Trata-se de análise sintática e semântica realizada a partir do cotejo

entre os dispositivos constitucionais e legais, no qual, verifica-se o conflito

normativo que tornaria insustentável a abrangência material da lei

infraconstitucional esticando-se além do comando normativo constitucional.

Em pesquisa realizada no domínio virtual do Supremo Tribunal Federal

(http://www.stf.jus.br em 10.01.2010) não encontramos qualquer decisão ou

orientação jurisprudencial quanto à (in)constitucionalidade do art. 3º, inciso II

da Lei Complementar n.º87/1996, estando portanto a discussão em aberto para

ser apreciada pelo Guardião da Carta Magna.

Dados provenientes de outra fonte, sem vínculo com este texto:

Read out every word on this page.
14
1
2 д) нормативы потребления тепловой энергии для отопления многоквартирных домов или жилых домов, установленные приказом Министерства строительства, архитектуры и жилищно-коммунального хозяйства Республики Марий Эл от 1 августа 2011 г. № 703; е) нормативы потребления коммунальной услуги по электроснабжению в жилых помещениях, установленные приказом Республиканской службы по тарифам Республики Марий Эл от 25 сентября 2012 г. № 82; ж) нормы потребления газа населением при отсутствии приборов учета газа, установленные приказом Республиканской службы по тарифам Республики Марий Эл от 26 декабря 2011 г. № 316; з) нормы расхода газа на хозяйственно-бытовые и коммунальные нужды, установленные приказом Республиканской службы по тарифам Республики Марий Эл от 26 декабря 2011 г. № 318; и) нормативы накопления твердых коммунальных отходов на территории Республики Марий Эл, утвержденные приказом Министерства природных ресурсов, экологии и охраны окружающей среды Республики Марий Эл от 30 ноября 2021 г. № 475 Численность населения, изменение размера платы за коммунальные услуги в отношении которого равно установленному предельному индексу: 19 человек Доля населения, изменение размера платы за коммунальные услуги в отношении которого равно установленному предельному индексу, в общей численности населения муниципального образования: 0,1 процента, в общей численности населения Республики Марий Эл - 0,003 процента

Nenhuma análise científica acerca do conflito normativo ora exposto foi

encontrada em nossas pesquisas acadêmicas e nem nas decisões da suprema

corte constitucional brasileira.

Trata-se no momento anterior à promulgação da Emenda

Constitucional n.º 42/2003 de questão de fundo atinente à isenção fiscal de

ICMS em face dos limites autorizativos ou competenciais para tal, e como

exposto, mediante o nosso exercício interpretativo entendemos que não se

afigurava possível tal isenção geral e irrestrita de ICMS na exportação de

produtos primários e semi-elaborados.

O objeto de estudo nesse particular está contemplado tanto sob a ótica

da teoria dinâmica quanto pela ótica da teoria estática do direito, no primeira

porque busca a trama da competência que viabilizou a edição da lei

complementar 87/1996 e na segunda porque imerge em seu conteúdo para

buscar o significado consoante o comando constitucional original.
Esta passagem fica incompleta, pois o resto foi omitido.